Quando foi a última vez que você se emocionou? Você se lembra? Foi assistindo a um filme, ouvindo uma música, lendo um livro? Foi produzindo ou desfrutando de alguma forma de arte? E a última vez que você repensou seus valores e convicções? Teve alguma relação com essa ou alguma outra forte emoção que sentiu? Essas experiências transformadoras, geralmente, acontecem por acaso, quando menos esperamos, e muitas vezes dão a sensação de que havia algo óbvio nos passando despercebido. E é justamente essa sensação que nos captura quando, como alunas e alunos, entendemos um conceito ou uma ideia. 

É por isso que momentos de forte emoção e conexão são tão importantes para a educação e, em especial para a educação em direitos humanos. Mas será possível criar esse tipo de situação propositalmente? Nós acreditamos que sim, e tentaremos lhe mostrar como e por que usar a arte na educação em direitos humanos.

Estabelecer conexões que gerem algum tipo de comprometimento; engajar uma mudança de pensamento; possibilitar às pessoas que olhem para o mundo para além de suas próprias bolhas. Essas são algumas das tarefas mais importantes e, ao mesmo tempo, mais árduas da educação. E talvez sejam ainda mais difíceis para quem pretende educar com valores que fogem às visões de mundo individualistas, como é o caso de quem trabalha com educação em direitos humanos.
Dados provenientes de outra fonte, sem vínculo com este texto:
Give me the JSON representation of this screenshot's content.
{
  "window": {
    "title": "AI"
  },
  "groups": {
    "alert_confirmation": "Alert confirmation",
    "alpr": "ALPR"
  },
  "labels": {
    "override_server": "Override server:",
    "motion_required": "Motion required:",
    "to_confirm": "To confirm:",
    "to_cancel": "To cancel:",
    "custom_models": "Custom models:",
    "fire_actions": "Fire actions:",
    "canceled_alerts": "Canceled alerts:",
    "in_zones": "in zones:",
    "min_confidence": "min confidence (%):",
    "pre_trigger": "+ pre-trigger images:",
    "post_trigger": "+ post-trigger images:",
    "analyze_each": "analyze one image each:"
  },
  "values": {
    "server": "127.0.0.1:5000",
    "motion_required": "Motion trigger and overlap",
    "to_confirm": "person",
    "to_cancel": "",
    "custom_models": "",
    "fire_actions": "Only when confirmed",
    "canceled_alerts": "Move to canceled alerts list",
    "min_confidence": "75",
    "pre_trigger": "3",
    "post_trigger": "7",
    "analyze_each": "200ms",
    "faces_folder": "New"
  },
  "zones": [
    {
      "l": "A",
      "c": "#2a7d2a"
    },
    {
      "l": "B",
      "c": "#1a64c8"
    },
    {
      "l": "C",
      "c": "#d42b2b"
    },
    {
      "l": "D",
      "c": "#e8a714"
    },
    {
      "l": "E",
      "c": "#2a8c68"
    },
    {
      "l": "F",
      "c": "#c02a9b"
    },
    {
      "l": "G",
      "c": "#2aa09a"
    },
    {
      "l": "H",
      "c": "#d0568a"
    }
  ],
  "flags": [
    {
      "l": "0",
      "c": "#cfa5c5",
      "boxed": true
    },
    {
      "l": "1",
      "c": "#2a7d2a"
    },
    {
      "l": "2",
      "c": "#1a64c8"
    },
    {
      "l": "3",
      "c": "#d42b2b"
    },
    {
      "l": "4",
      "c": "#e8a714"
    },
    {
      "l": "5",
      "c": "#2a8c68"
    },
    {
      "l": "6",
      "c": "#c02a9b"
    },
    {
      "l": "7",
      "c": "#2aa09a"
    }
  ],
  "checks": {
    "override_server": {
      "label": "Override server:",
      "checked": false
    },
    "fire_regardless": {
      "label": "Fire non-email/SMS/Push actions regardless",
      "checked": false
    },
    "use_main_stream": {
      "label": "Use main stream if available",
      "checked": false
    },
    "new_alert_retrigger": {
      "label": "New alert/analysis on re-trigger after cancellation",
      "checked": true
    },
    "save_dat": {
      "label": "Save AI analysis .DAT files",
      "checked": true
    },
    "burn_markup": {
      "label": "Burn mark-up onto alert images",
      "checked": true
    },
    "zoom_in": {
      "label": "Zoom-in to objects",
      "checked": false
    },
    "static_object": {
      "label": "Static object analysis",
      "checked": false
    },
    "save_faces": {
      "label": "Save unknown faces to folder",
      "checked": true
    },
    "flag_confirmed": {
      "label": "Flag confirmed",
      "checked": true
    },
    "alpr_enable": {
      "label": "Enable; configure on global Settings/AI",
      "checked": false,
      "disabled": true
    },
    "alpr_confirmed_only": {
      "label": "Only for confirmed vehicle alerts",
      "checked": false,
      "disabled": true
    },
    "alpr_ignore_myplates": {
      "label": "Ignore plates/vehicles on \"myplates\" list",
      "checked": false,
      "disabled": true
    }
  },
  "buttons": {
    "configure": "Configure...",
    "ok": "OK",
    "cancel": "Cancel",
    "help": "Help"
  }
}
Educar em direitos humanos, dentre as várias possibilidades de sua definição, é educar em valores e formar com e para a cidadania. Não quaisquer valores, evidentemente, mas valores coerentes com os princípios que fundamentam os direitos humanos. E não é preciso ir muito longe: resumamos esses princípios à ideia de respeito à dignidade humana, em todas as suas formas. De pronto, então, educar em direitos humanos é educar pensando em promover a dignidade de cada pessoa e a capacidade, a possibilidade, de que cada pessoa respeite à dignidade das outras pessoas com quem compartilha o mundo.

Mais que isso, educar em direitos humanos, no sentido de transmitir valores, é buscar a compreensão do porque é necessário respeitar todas às pessoas em sua dignidade. E é nessa busca por fazer compreender que está o desafio de qualquer forma de educação e, em especial, na educação em direitos humanos.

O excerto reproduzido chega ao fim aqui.